報道陣に初めて公開された新型の北極域研究船「みらいⅡ」の建造現場。工場内には船底・船尾部分となるブロックが並べられていた。これらをさらに組み立て船体の形となっていく=19日午後、横浜市磯子区(三尾郁恵撮影)

海洋研究開発機構などは19日、日本初となる砕氷型の北極域研究船「みらいⅡ」の建造現場を報道陣に初めて公開した。令和8年に竣工(しゅんこう)予定で、厚さ1メートル以上の氷を砕きながら航行でき、北極点付近までの到達を目指す。温暖化に伴う航路開拓などで北極圏の重要性が増す中、最新の観測機器で調査研究をリードすると共に、日本のプレゼンスの強化にもつなげる。
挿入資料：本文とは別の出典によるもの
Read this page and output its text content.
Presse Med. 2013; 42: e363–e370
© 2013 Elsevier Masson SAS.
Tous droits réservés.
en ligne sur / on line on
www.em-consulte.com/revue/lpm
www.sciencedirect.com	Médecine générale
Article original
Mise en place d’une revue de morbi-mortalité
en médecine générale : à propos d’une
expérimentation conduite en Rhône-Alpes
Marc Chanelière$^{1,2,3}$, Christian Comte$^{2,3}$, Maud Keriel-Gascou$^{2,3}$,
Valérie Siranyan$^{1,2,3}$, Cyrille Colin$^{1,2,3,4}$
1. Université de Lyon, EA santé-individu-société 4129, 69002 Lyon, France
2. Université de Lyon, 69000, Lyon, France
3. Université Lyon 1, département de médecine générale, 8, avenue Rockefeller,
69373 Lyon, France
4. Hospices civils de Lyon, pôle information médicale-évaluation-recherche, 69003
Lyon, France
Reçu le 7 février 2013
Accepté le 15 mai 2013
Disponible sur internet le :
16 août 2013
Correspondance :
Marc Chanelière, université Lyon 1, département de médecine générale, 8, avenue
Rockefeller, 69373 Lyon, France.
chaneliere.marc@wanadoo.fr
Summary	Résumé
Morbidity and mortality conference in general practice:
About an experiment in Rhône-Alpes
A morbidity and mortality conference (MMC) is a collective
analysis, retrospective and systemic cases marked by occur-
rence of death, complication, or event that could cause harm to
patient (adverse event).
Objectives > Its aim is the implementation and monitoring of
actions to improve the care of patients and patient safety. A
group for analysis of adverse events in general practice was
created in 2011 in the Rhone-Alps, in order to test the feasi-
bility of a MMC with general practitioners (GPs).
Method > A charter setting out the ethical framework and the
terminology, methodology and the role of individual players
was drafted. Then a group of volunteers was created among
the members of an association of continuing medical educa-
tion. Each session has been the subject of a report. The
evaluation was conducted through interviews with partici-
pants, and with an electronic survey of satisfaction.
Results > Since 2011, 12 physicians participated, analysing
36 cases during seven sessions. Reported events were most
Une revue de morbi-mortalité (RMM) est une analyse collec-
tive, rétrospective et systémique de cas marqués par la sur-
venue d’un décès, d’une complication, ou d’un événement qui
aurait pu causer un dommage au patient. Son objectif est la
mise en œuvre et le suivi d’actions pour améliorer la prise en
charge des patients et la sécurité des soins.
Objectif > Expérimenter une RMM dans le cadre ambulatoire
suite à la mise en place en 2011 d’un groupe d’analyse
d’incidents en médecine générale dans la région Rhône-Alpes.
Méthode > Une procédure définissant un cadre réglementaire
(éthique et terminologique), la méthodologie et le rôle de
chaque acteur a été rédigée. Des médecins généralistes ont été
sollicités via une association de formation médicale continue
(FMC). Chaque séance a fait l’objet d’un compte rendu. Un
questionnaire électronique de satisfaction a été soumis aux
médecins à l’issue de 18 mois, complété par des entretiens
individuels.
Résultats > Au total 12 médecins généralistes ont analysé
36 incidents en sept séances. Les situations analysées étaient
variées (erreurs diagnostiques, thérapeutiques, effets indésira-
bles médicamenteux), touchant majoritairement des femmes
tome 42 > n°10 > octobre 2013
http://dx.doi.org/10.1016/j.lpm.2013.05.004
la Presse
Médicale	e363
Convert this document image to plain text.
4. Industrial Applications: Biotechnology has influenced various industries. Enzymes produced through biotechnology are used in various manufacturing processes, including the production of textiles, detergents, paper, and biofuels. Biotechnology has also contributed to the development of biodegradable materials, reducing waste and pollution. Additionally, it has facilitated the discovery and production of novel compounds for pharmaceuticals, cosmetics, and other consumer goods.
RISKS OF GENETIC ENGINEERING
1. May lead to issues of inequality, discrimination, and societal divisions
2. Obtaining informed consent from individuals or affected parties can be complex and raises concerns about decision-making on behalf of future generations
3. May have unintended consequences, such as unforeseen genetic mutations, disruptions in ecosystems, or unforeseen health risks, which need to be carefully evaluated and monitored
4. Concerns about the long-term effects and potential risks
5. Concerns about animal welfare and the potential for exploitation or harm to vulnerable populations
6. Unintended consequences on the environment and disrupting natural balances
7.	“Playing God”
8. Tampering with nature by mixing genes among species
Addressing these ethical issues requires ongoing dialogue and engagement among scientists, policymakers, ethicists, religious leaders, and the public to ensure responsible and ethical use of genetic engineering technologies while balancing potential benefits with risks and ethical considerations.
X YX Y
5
みらいⅡはJMU横浜事業所磯子工場(横浜市磯子区)で建造が進む。船体を85ブロックに分けて別々に作り、最終的にドックで組み立てる。

19日に公開したのは、船体のうち航行中に氷と接する部分。鋼材の表面をステンレスで覆うことで氷との摩擦が減り、燃費が良くなるという。

みらいⅡは全長128メートル、幅23メートルで総トン数は1万3千トン。総建造費は339億円。レーダーやドローンをはじめとした機器で、大気や海洋観測などを行う。初の本格的な研究航海は、9年夏を想定している。

北極圏をめぐっては近年、米国やロシア、中国をはじめ主要国が探査を強化している。日本が北極観測で用いている海洋機構の海洋地球研究船「みらい」は砕氷能力がなく、北緯75度付近までしか到達できない。

みらいⅡは南極観測船「しらせ」と同様、氷の上に乗り上げて砕きながら航行する。